For some jobs that extra heat is fine or even helpful. For others it is a problem. High-strength and low-alloy steels can lose strength and toughness if they get too much heat and cool too slowly, which is the same concern behind preheat and interpass temperature control. That is why the choice between stringer and weave is not just about appearance. It is about managing how much heat the steel sees.
When to Use Each
Reach for stringer beads when you want control and lower heat. Root passes, where precision and penetration matter most, are usually stringers. Thin material, where a wide weave would dump in too much heat and warp or burn through, calls for stringers. Heat-sensitive steels call for stringers. And anywhere a welding procedure or code restricts heat input, stringers are usually the answer. A common professional approach to filling a wide, thick joint is to run multiple stringer passes side by side rather than one big weave, which keeps heat input controlled while still filling the groove.
Reach for a weave when filling width efficiently is the goal and the steel can take the heat. Capping passes, where you want a uniform wide finished bead, are a natural place to weave. Filling a wider gap in a single pass can justify a weave. And in some out-of-position work, a controlled weave helps manage the puddle. The key is that weaving is a deliberate choice for a wider, hotter bead, not a default.
Mind the Width
When you do weave, width has limits. Because a wide weave adds so much heat and slows cooling, many welding procedures cap the weave width, often as a multiple of the electrode or wire diameter. Exceeding that can take the steel outside the heat input range the procedure was qualified for and weaken the joint. If you are welding to a code or a procedure, follow its weave width limit rather than eyeballing it.

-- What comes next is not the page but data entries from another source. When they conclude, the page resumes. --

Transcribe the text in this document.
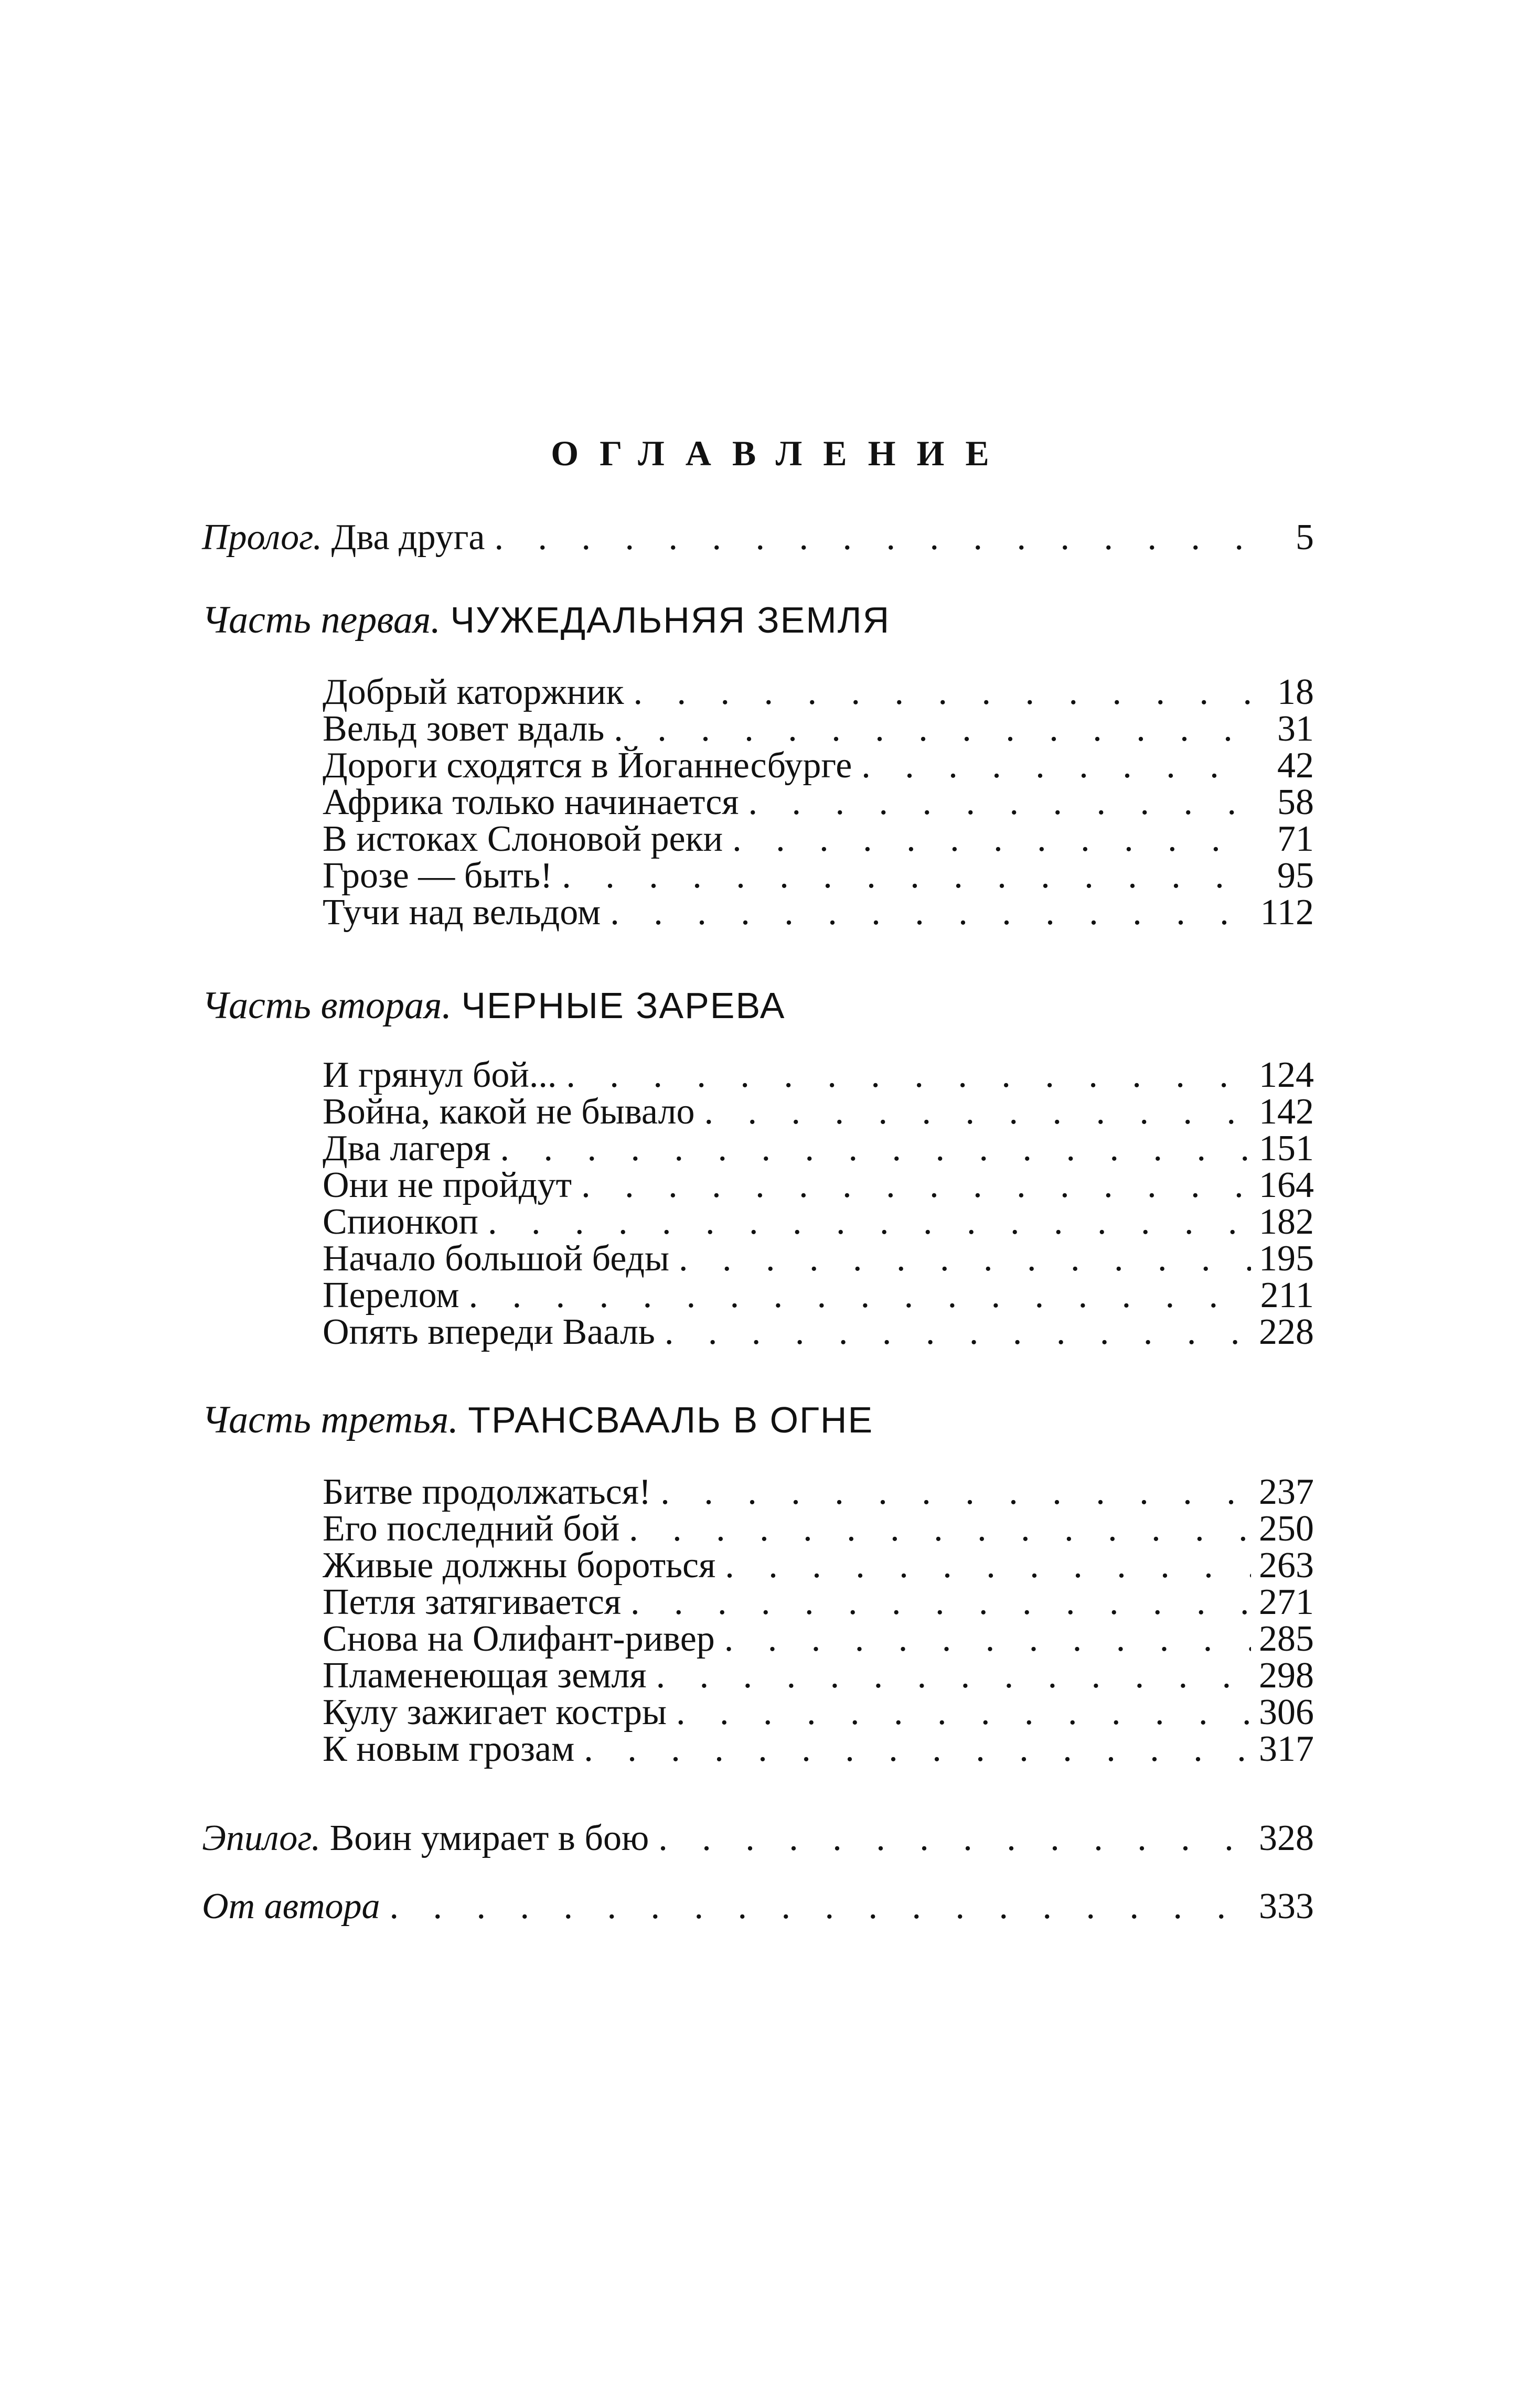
ОГЛАВЛЕНИЕ
Пролог. Два друга . . .	5
Часть первая. ЧУЖЕДАЛЬНЯЯ ЗЕМЛЯ
Добрый каторжник . . .	18
Вельд зовет вдаль . . .	31
Дороги сходятся в Йоганнесбурге . . .	42
Африка только начинается . . .	58
В истоках Слоновой реки . . .	71
Грозе — быть! . . .	95
Тучи над вельдом . . .	112
Часть вторая. ЧЕРНЫЕ ЗАРЕВА
И грянул бой... . . .	124
Война, какой не бывало . . .	142
Два лагеря . . .	151
Они не пройдут . . .	164
Спионкоп . . .	182
Начало большой беды . . .	195
Перелом . . .	211
Опять впереди Вааль . . .	228
Часть третья. ТРАНСВААЛЬ В ОГНЕ
Битве продолжаться! . . .	237
Его последний бой . . .	250
Живые должны бороться . . .	263
Петля затягивается . . .	271
Снова на Олифант-ривер . . .	285
Пламенеющая земля . . .	298
Кулу зажигает костры . . .	306
К новым грозам . . .	317
Эпилог. Воин умирает в бою . . .	328
От автора . . .	333
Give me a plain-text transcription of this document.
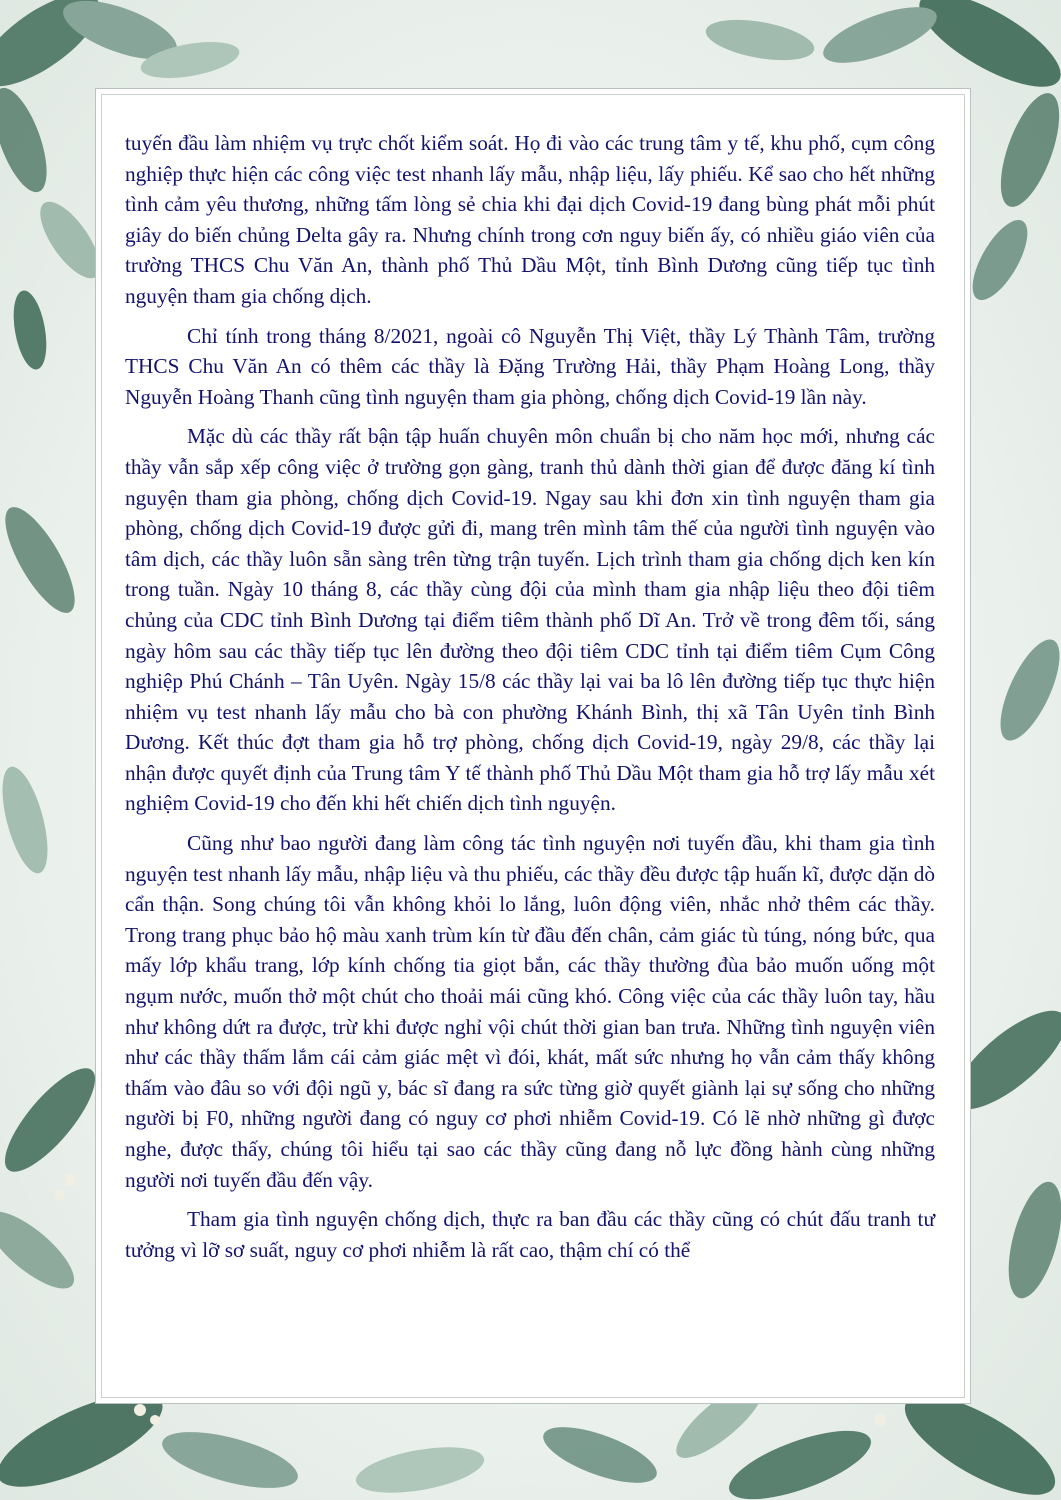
tuyến đầu làm nhiệm vụ trực chốt kiểm soát. Họ đi vào các trung tâm y tế, khu phố, cụm công nghiệp thực hiện các công việc test nhanh lấy mẫu, nhập liệu, lấy phiếu. Kể sao cho hết những tình cảm yêu thương, những tấm lòng sẻ chia khi đại dịch Covid-19 đang bùng phát mỗi phút giây do biến chủng Delta gây ra. Nhưng chính trong cơn nguy biến ấy, có nhiều giáo viên của trường THCS Chu Văn An, thành phố Thủ Dầu Một, tỉnh Bình Dương cũng tiếp tục tình nguyện tham gia chống dịch.

Chỉ tính trong tháng 8/2021, ngoài cô Nguyễn Thị Việt, thầy Lý Thành Tâm, trường THCS Chu Văn An có thêm các thầy là Đặng Trường Hải, thầy Phạm Hoàng Long, thầy Nguyễn Hoàng Thanh cũng tình nguyện tham gia phòng, chống dịch Covid-19 lần này.

Mặc dù các thầy rất bận tập huấn chuyên môn chuẩn bị cho năm học mới, nhưng các thầy vẫn sắp xếp công việc ở trường gọn gàng, tranh thủ dành thời gian để được đăng kí tình nguyện tham gia phòng, chống dịch Covid-19. Ngay sau khi đơn xin tình nguyện tham gia phòng, chống dịch Covid-19 được gửi đi, mang trên mình tâm thế của người tình nguyện vào tâm dịch, các thầy luôn sẵn sàng trên từng trận tuyến. Lịch trình tham gia chống dịch ken kín trong tuần. Ngày 10 tháng 8, các thầy cùng đội của mình tham gia nhập liệu theo đội tiêm chủng của CDC tỉnh Bình Dương tại điểm tiêm thành phố Dĩ An. Trở về trong đêm tối, sáng ngày hôm sau các thầy tiếp tục lên đường theo đội tiêm CDC tỉnh tại điểm tiêm Cụm Công nghiệp Phú Chánh – Tân Uyên. Ngày 15/8 các thầy lại vai ba lô lên đường tiếp tục thực hiện nhiệm vụ test nhanh lấy mẫu cho bà con phường Khánh Bình, thị xã Tân Uyên tỉnh Bình Dương. Kết thúc đợt tham gia hỗ trợ phòng, chống dịch Covid-19, ngày 29/8, các thầy lại nhận được quyết định của Trung tâm Y tế thành phố Thủ Dầu Một tham gia hỗ trợ lấy mẫu xét nghiệm Covid-19 cho đến khi hết chiến dịch tình nguyện.

Cũng như bao người đang làm công tác tình nguyện nơi tuyến đầu, khi tham gia tình nguyện test nhanh lấy mẫu, nhập liệu và thu phiếu, các thầy đều được tập huấn kĩ, được dặn dò cẩn thận. Song chúng tôi vẫn không khỏi lo lắng, luôn động viên, nhắc nhở thêm các thầy. Trong trang phục bảo hộ màu xanh trùm kín từ đầu đến chân, cảm giác tù túng, nóng bức, qua mấy lớp khẩu trang, lớp kính chống tia giọt bắn, các thầy thường đùa bảo muốn uống một ngụm nước, muốn thở một chút cho thoải mái cũng khó. Công việc của các thầy luôn tay, hầu như không dứt ra được, trừ khi được nghỉ vội chút thời gian ban trưa. Những tình nguyện viên như các thầy thấm lắm cái cảm giác mệt vì đói, khát, mất sức nhưng họ vẫn cảm thấy không thấm vào đâu so với đội ngũ y, bác sĩ đang ra sức từng giờ quyết giành lại sự sống cho những người bị F0, những người đang có nguy cơ phơi nhiễm Covid-19. Có lẽ nhờ những gì được nghe, được thấy, chúng tôi hiểu tại sao các thầy cũng đang nỗ lực đồng hành cùng những người nơi tuyến đầu đến vậy.

Tham gia tình nguyện chống dịch, thực ra ban đầu các thầy cũng có chút đấu tranh tư tưởng vì lỡ sơ suất, nguy cơ phơi nhiễm là rất cao, thậm chí có thể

For most beginners learning on mild steel, the practical takeaway is simple. Master the stringer bead first, because it teaches control and it is the right choice more often than people expect. Add weaving as a deliberate tool for wider fills and caps once you understand the heat tradeoff. And when you are unsure on an important joint, a series of clean stringers is almost always a safe bet over one ambitious weave. Build both into your practice routine so you can run either on demand and pick the right one for the job in front of you.